Il Presidente della Regione Campania è intervenuto alla presentazione del primo bilancio sociale dell’Università degli Studi di Napoli Federico II

Vincenzo De Luca“Bisogna fermare l’emorragia di giovani che dalla Campania vanno nel resto d’Italia e d’Europa”. Lo ha dichiarato il presidente della Regione Campania, Vincenzo De Luca, durante il suo intervento alla presentazione del primo bilancio sociale dell’Università degli Studi di Napoli Federico II. Per De Luca è l’emigrazione giovanile il problema sociale più urgente.

Due gli impegni presi dalla Regione per tentare di porvi rimedio. “Il primo – ha detto De Luca – è coprire al 100% tutte le borse di studio per tutti gli studenti meritevoli.

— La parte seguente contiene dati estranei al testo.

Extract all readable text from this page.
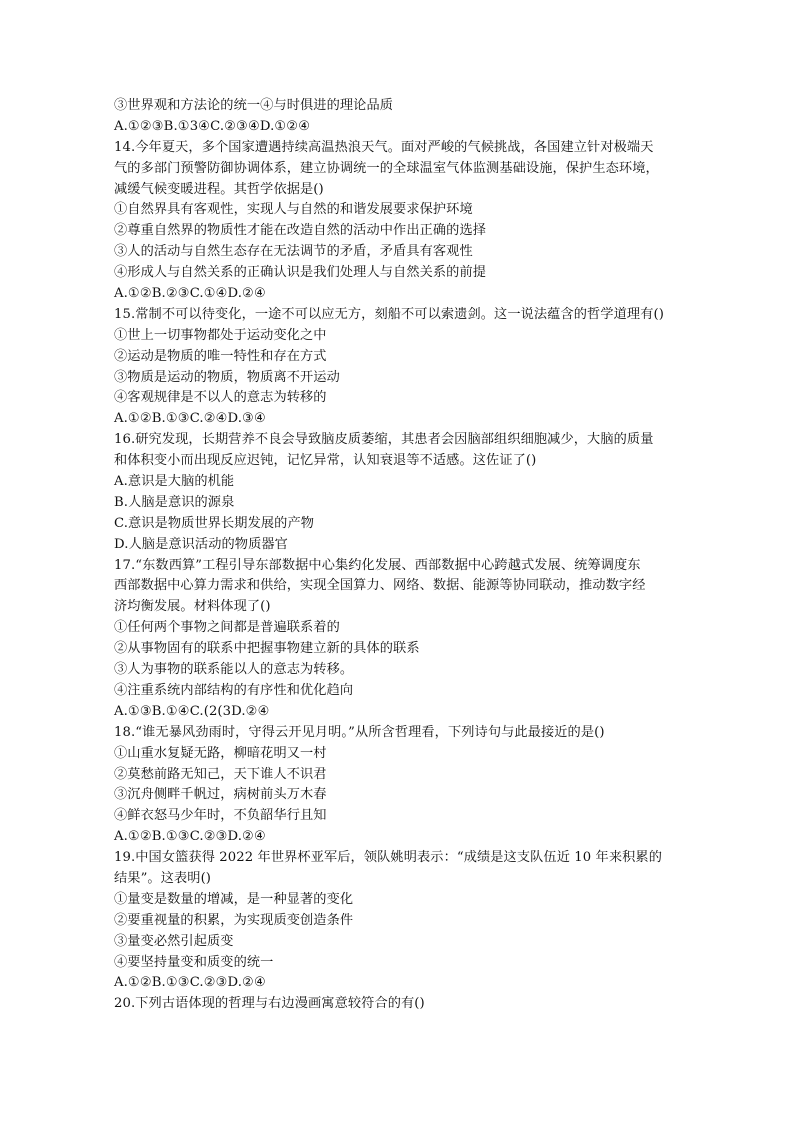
③世界观和方法论的统一④与时俱进的理论品质
A.①②③B.①3④C.②③④D.①②④
14.今年夏天，多个国家遭遇持续高温热浪天气。面对严峻的气候挑战，各国建立针对极端天
气的多部门预警防御协调体系，建立协调统一的全球温室气体监测基础设施，保护生态环境，
减缓气候变暖进程。其哲学依据是()
①自然界具有客观性，实现人与自然的和谐发展要求保护环境
②尊重自然界的物质性才能在改造自然的活动中作出正确的选择
③人的活动与自然生态存在无法调节的矛盾，矛盾具有客观性
④形成人与自然关系的正确认识是我们处理人与自然关系的前提
A.①②B.②③C.①④D.②④
15.常制不可以待变化，一途不可以应无方，刻船不可以索遗剑。这一说法蕴含的哲学道理有()
①世上一切事物都处于运动变化之中
②运动是物质的唯一特性和存在方式
③物质是运动的物质，物质离不开运动
④客观规律是不以人的意志为转移的
A.①②B.①③C.②④D.③④
16.研究发现，长期营养不良会导致脑皮质萎缩，其患者会因脑部组织细胞减少，大脑的质量
和体积变小而出现反应迟钝，记忆异常，认知衰退等不适感。这佐证了()
A.意识是大脑的机能
B.人脑是意识的源泉
C.意识是物质世界长期发展的产物
D.人脑是意识活动的物质器官
17.“东数西算”工程引导东部数据中心集约化发展、西部数据中心跨越式发展、统筹调度东
西部数据中心算力需求和供给，实现全国算力、网络、数据、能源等协同联动，推动数字经
济均衡发展。材料体现了()
①任何两个事物之间都是普遍联系着的
②从事物固有的联系中把握事物建立新的具体的联系
③人为事物的联系能以人的意志为转移。
④注重系统内部结构的有序性和优化趋向
A.①③B.①④C.(2(3D.②④
18.“谁无暴风劲雨时，守得云开见月明。”从所含哲理看，下列诗句与此最接近的是()
①山重水复疑无路，柳暗花明又一村
②莫愁前路无知己，天下谁人不识君
③沉舟侧畔千帆过，病树前头万木春
④鲜衣怒马少年时，不负韶华行且知
A.①②B.①③C.②③D.②④
19.中国女篮获得 2022 年世界杯亚军后，领队姚明表示：“成绩是这支队伍近 10 年来积累的
结果”。这表明()
①量变是数量的增减，是一种显著的变化
②要重视量的积累，为实现质变创造条件
③量变必然引起质变
④要坚持量变和质变的统一
A.①②B.①③C.②③D.②④
20.下列古语体现的哲理与右边漫画寓意较符合的有()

In Campania solo il 40% degli studenti meritevoli riceve la borsa di studio e magari dopo due o tre anni”. Il secondo è “un sistema di trasporti che agevoli la frequenza universitaria”.

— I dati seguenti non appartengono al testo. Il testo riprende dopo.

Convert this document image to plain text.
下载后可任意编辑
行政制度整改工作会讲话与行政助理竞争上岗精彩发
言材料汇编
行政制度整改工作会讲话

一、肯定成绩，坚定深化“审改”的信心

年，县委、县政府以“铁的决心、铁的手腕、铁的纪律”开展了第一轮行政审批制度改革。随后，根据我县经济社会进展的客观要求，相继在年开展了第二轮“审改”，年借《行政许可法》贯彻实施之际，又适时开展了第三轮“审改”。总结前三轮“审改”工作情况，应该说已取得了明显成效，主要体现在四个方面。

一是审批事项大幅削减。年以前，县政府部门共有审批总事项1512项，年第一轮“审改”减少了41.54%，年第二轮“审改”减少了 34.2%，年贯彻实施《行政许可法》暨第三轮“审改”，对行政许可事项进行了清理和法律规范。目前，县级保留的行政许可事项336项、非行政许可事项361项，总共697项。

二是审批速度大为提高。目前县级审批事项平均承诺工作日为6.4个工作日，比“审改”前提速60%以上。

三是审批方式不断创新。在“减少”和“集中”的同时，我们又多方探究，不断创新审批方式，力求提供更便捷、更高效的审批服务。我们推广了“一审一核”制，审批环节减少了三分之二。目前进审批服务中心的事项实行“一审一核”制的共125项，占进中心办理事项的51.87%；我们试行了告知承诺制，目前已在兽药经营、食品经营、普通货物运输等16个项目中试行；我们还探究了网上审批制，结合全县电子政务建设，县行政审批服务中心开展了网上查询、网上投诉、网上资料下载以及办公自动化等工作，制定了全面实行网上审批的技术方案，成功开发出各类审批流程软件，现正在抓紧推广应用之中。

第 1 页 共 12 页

“È devastante – ha detto ancora De Luca – l’idea che il merito, il sacrificio e la professionalità conteranno per il 10%. Per l’altro 90% conterà un padrino-protettore, politico o meno. Questa, purtroppo, è un’idea ancora presente nella testa dei nostri ragazzi. Ma è una cosa che dobbiamo sconfiggere perchè mortifica, offende e umilia le nuove generazioni. Dobbiamo stringere i denti perchè non sarà facile, ma con scelte necessarie – ha concluso De Luca – riusciremo a creare le condizioni per avere lavoro qui e non nel resto d’Europa”.

Parlando dell’Ateneo federiciano, De Luca ha detto: “Questa é una delle più grandi istituzioni culturali. Per noi è una occasione per ribadire un impegno straordinario verso l’università e i programmi di formazione dei nostri giovani”.